I recently wrote about why dividends are the ultimate driver of stock valuations. Legendary investor Warren Buffett once said: “Intrinsic value can be defined simply as the discounted value of cash that can be taken out of business during its remaining life.”
And dividends are ultimately the cash that is taken out from a business over time. As such, I consider the prospect of dividends as the true driver of stock valuations.
But what if a company will not pay out a dividend in my lifetime?
Dividends in the future
Even though we may never receive a dividend from a stock, we should still be able to make a gain through stock price appreciation.
Let’s say a company will only start paying out $100 a share in dividends 100 years from now and that its dividend per share will remain stable from then. An investor who wants to earn a 10% return will be willing to pay $1000 a share at that time.
But it is unlikely that anyone reading this will be alive 100 years from now. That doesn’t mean we can’t still make money from this stock.
In Year 99, an investor who wants to make a 10% return will be willing to pay $909 a share as they can sell it to another investor for $1000 in Year 100. That’s a 10% gain.
Similarly, an investor knowing this, will be willing to pay $826 in Year 98, knowing that another buyer will likely be willing to pay $909 to buy it from him in a year. And on and on it goes.
Coming back to the present, an investor who wants to make a 10% annual return should be willing to pay $0.07 a share. Even though this investor will likely never hold the shares for 100 years, in a well-oiled financial system, the investor should be able to sell the stock at a higher price over time.
But be warned
In the above example, I assumed that the financial markets are working smoothly and investors’ required rate of return remained constant at 10%. I also assumed that the dividend trajectory of the company is known. But reality is seldom like this.

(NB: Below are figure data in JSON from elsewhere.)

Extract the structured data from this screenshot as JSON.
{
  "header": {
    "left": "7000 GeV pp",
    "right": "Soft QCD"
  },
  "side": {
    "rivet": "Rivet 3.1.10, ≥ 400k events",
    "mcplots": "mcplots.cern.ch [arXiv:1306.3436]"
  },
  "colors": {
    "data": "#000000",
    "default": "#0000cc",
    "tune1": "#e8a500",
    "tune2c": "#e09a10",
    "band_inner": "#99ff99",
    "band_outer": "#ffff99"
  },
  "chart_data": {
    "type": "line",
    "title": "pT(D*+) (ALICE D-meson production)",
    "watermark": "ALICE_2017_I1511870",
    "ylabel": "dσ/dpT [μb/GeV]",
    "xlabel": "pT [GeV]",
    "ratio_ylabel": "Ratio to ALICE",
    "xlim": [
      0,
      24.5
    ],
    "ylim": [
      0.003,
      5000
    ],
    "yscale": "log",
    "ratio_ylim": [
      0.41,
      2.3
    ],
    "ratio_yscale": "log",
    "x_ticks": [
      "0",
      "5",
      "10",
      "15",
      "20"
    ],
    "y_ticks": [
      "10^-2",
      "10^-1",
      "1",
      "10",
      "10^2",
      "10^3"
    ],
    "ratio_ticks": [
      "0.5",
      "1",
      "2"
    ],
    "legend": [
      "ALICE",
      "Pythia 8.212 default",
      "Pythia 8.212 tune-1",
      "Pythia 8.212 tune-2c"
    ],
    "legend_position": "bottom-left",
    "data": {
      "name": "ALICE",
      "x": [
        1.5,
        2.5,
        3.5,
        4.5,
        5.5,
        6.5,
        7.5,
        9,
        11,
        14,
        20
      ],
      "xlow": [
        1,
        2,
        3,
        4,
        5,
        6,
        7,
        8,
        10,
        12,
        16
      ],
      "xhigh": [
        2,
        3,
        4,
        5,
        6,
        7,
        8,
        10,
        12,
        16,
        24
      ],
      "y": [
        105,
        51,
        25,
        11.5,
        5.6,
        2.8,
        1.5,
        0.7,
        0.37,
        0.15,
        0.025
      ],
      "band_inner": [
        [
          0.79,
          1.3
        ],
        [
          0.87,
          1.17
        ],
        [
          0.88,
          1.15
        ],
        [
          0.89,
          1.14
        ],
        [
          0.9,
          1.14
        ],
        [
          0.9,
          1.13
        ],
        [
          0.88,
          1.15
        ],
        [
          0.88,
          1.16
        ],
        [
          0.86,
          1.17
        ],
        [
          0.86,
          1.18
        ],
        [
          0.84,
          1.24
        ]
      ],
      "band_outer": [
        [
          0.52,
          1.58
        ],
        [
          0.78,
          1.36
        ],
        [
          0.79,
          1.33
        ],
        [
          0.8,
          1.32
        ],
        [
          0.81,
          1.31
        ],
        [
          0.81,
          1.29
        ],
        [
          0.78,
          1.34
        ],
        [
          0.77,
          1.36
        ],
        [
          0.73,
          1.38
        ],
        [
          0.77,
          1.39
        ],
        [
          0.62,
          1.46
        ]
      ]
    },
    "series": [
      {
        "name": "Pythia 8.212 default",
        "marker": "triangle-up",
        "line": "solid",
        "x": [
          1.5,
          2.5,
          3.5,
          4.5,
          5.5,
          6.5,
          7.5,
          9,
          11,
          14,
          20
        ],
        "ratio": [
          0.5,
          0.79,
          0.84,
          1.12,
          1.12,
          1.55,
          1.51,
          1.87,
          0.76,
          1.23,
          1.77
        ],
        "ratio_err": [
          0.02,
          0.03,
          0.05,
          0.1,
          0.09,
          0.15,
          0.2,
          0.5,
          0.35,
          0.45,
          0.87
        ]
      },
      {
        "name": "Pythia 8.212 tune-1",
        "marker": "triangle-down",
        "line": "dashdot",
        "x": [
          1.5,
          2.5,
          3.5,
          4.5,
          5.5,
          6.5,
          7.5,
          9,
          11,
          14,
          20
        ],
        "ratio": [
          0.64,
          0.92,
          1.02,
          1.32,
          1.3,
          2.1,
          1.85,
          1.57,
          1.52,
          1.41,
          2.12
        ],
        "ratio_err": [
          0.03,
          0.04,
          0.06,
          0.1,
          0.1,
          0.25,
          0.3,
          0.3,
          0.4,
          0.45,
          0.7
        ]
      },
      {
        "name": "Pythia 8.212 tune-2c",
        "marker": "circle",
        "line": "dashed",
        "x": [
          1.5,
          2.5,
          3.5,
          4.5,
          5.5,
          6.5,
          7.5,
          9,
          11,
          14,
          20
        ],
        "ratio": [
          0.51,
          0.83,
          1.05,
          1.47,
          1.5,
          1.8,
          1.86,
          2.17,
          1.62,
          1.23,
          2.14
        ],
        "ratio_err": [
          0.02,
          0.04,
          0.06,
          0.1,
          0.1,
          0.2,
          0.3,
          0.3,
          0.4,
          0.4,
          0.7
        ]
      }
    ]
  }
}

The required rate of return may change depending on the risk-free rate, impacting what people will pay for the stock at different periods of time. In addition, uncertainty about the business may also lead to stock price fluctuations. Furthermore, there may even be mispricings because of misinformation or simply irrational behaviour of buyers and sellers of the stock. All of these things can lead to wildly fluctuating stock prices.
So even if you do end up being correct on the future dividend per share of the company, the valuation trajectory you thought that the company will follow may end up well off-course for long periods. The market may also demand different rates of return from you leading to the market’s “intrinsic value” of the stock differing from yours.
The picture below is a sketch by me (sorry I’m not an artist) that illustrates what may happen:
The smooth line is what your “intrinsic value” of the company looks like over time. But the zig-zag line is what may actually happen.
Bottom line
To recap, capital gains can be made even if a company doesn’t pay a dividend during our lifetime. But we have to be wary that capital gains may not happen smoothly.
Shareholders, even if they are right about a stock’s future dividend profile, must be able to hold the stock through volatile periods until the stock price eventually reaches above or at least on par with our intrinsic value to make our required rate of return.
You may also have noticed from the chart that occasionally stocks can go above your “intrinsic value” line (whatever rate of return you are using). If you bought in at these times, you are unlikely to make a return that meets your required rate.
To avoid this, we need to buy in at the right valuation and be patient enough to wait for market sentiment to converge to our intrinsic value over time to make a profit that meets our expectations. Patience and discipline are, hence, key to investment success. And of course, we also need to predict the dividend trajectory of the company somewhat accurately.
Disclaimer: The Good Investors is the personal investing blog of two simple guys who are passionate about educating Singaporeans about stock market investing. By using this Site, you specifically agree that none of the information provided constitutes financial, investment, or other professional advice. It is only intended to provide education. Speak with a professional before making important decisions about your money, your professional life, or even your personal life. I do not have a vested interest in any stocks mentioned. Holdings are subject to change at any time.